أَشْفَقَ يُشْفِقُ إِشْفاَقاً

arzetti, teklif etti

عَرَضَ يَعْرِضُ عَرْضاً

emanet (ayette: Allah’ın mükelleflere tevdi ettiği ve riayet ve eda edilmesini emrettiği tekliflerdir.

اَلْأَمَانَةُ

imtina etmek, razı olmamak, diretmek, dayatmak

أَبَى يأْبَى أَباَءً أَباَءَةً

(Ayette: Semaların ve arzın yaradılışları itibariyle emaneti yüklenmeye istidatları olmayışı, emaneti ifa etmekten çekinmeleri, yüklenmekten imtina etmeleridir.)

5- … إِذِ الْقُلُوبُ لَدَى الْحَنَاجِرِ كَاظِمِينَ مَا لِلظَّالِمِينَ مِنْ حَمِيمٍ وَلاَ شَفِيعٍ …

(40/MÜ’MİN, 18). (Yaklaşan gün hususunda onları uyar!) Çünkü o gün kalpler gamla dolu olarak gırtlaklara dayanır (veya o zaman onlar gamlı ve tasalı olup kalpleri gırtlaklarına dayanır). Zalimlerin ne dostu ne de (sözü dinlenir) şefaatçısı vardır.

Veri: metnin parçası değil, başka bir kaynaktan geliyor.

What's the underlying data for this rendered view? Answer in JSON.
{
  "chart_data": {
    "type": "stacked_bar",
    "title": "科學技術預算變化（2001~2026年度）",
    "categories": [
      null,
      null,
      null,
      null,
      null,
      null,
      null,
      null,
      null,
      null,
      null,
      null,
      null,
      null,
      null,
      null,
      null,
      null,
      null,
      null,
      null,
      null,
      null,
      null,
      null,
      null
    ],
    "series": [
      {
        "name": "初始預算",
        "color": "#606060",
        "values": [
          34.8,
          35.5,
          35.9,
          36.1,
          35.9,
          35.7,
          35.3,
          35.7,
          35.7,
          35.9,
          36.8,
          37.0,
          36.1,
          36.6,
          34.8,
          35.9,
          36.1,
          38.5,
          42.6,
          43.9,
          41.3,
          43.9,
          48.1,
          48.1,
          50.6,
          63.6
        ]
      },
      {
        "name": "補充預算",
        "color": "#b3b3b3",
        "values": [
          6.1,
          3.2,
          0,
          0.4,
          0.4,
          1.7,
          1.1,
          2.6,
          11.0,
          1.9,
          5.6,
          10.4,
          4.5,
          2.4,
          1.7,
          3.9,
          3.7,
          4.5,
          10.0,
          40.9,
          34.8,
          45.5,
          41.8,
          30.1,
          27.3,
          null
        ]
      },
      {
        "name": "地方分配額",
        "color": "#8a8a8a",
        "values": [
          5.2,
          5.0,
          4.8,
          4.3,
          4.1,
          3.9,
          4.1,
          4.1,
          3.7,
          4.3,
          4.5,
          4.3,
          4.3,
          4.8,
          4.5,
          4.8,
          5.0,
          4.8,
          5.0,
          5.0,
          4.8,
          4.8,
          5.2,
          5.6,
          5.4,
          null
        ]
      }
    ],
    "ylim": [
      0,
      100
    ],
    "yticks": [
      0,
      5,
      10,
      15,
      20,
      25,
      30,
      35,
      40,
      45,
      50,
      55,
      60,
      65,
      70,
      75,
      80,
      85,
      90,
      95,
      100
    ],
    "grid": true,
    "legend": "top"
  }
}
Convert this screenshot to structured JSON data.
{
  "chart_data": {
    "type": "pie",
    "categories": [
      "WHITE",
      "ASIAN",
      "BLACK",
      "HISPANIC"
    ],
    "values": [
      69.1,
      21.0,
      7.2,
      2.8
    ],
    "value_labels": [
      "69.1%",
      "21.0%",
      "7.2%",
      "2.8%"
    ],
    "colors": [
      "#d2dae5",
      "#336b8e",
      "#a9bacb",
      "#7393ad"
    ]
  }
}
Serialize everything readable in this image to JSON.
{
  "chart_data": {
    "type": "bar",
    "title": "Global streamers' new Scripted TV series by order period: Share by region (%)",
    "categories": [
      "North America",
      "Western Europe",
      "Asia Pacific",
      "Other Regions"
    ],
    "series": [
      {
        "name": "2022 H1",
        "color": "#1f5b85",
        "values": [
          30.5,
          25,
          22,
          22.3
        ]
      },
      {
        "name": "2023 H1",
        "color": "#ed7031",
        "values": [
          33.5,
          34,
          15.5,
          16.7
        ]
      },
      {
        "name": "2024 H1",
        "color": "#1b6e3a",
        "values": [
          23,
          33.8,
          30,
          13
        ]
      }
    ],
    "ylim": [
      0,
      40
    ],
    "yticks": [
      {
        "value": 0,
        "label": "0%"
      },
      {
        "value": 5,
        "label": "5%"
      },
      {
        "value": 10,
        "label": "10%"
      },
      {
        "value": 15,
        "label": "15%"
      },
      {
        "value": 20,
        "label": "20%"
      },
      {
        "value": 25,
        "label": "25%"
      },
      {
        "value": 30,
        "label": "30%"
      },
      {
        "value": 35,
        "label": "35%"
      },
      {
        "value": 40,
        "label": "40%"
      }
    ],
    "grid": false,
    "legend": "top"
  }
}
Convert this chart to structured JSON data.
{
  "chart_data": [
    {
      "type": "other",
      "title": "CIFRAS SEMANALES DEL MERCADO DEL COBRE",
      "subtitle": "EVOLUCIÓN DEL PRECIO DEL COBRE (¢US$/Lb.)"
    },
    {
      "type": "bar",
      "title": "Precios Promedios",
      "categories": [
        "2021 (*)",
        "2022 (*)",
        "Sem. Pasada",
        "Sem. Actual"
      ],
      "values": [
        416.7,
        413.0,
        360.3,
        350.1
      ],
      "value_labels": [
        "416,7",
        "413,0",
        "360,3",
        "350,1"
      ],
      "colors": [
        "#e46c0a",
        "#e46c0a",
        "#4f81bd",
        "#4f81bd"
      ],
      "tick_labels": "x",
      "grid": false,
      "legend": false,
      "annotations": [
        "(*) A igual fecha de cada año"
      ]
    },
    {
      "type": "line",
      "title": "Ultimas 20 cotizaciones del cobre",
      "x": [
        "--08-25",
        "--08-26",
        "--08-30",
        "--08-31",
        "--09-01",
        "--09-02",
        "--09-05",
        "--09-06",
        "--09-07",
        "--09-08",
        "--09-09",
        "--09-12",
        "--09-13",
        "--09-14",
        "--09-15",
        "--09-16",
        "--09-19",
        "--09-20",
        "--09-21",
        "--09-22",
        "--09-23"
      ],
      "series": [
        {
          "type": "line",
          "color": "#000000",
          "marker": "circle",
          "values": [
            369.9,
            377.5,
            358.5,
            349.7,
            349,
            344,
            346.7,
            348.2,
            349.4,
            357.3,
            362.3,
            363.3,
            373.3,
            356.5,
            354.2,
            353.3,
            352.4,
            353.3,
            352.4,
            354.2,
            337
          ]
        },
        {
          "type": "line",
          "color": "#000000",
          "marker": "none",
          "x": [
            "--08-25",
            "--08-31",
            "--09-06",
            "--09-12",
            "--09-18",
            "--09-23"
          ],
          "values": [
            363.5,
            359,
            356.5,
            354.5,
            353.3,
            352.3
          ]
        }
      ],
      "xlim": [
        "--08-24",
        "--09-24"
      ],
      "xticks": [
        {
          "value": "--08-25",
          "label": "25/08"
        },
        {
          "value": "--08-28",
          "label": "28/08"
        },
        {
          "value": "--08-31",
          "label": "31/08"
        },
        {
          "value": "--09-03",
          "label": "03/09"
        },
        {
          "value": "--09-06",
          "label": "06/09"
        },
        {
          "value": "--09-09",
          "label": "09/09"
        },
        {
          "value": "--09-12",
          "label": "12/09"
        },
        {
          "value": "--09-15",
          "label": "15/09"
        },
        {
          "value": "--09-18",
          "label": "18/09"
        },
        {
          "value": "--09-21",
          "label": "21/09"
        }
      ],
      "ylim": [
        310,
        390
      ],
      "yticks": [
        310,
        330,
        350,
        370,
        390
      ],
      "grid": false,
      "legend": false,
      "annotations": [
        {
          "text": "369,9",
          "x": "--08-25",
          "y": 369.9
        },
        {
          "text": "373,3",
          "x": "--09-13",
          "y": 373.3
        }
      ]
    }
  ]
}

çünkü, zira/hani, bir zamanlar

إِذْ

boğaz, gırtlak

اَلْحَنْجَرَةُ ج اَلْحَنَاجِرُ

(öfkesini) yenen, gamlı, gamla dolu

اَلْكَاظِمُ

şefaatçi

شَفِيعٌ

sıcak dost

حَمِيمٌ

         

6- …وَمَا لِلظَّالِمِينَ مِنْ نَصِيرٍ .

(22/HACC, 71). … Zalimlerin hiç yardımcısı yoktur.

yardımcı.   

نَصِيرٌ

[(مَا) isim cümlesinin başında “yok, değil” manasında nefy harfidir. (لِلظَّالِمِينَ) câr-mecrûr olarak mahallen merfû haber mukaddem, (مِنْ) zâid harfi cerdir. (نَصِيرٍ) ise lafzen mecrûr mahallen merfû mübtedâ muahhardır.] 

7- … وَأُفَوِّضُ أَمْرِي إِلَى اللَّهِ إِنَّ اللَّهَ بَصِيرٌ بِالْعِبَادِ .

(40/MÜ’MİN, 44). …. Ben işimi Allah’a havale ediyorum. Şüphesiz Allah, kullarını çok iyi görendir.

çok iyi gören 

بَصِيرٌ

havale etmek, ısmarlamak, bırakmak

فَوَّضَ  يُفَوِّضُ  تَفْوِيضاً

8- … وَحَاقَ بِآلِ فِرْعَوْنَ سُوءُ الْعَذَابِ .

(40/MÜ’MİN, 45). …Firavun’un kavmini kötü azap kuşatıverdi.

aile

آلُ

kuşatmak, sarmak

حَاقَ يَحيِقُ بِ

Firavun’un ailesi, Firavun’un kavmi

آلُ فِرْعَوْنَ

فِرْعَوْنَ kelimesi gayr-i munsarif bir kelime olması sebebiyle esre yerine üstün almıştır.

9- … إِنَّ رَبَّكَ لَسَرِيعُ الْعِقَابِ وَإِنَّهُ لَغَفُورٌ رَحِيمٌ .

(7/A’RÂF, 167). … Şüphesiz Rabbin cezayı çabuk verendir. Ve O çok bağışlayan, pek esirgeyendir.

hızlı, çabuk, çabuk veren

سَرِيعٌ

ceza

اَلْعِقَابُ

10- … إِنَّ اللَّهَ تَوَّابٌ رَحِيمٌ .

(49/HUCURÂT, 12). …Şüphesiz Allah, tevbeyi çok kabul edendir, çok esirgeyicidir.

11- مَنْ عَمِلَ صَالِحًا فَلِنَفْسِهِ وَمَنْ أَسَاءَ فَعَلَيْهَا وَمَا رَبُّكَ بِظَلاَّمٍ لِلْعَبِيدِ.

(41/FUSSİLET, 46). Kim iyi bir iş yaparsa, bu kendi lehinedir. Kim de kötülük yaparsa aleyhinedir. Rabbin kullara zulmedici değildir.

12- وَإِنَّ رَبَّكَ لَهُوَ الْعَزِيزُ الرَّحِيمُ .

(26/ŞUARÂ, 175). Şüphesiz Rabbin, işte O, mutlak galip ve engin merhamet sahibidir.

 

 

 

13- كَلاَّ إِنَّهُمْ عَنْ رَبِّهِمْ يَوْمَئِذٍ لَمَحْجُوبُونَ .

(83/MUTAFFİFİN, 15). Hayır! Onlar şüphesiz o gün Rablerinden (O’nu görmekten) menedilmişlerdir.

mahcub, menedilmiş, örtülmüş

اَلْمَحْجُوبُ

(Ayette: Temsili manada olup onların büyüklerin yanına girmekten menedilmiş kimseler gibi alçaltılacakları, ayrıca onların mestur (perdelenmişler) olarak Rablerini göremeyeceği anlatılmaktadır.)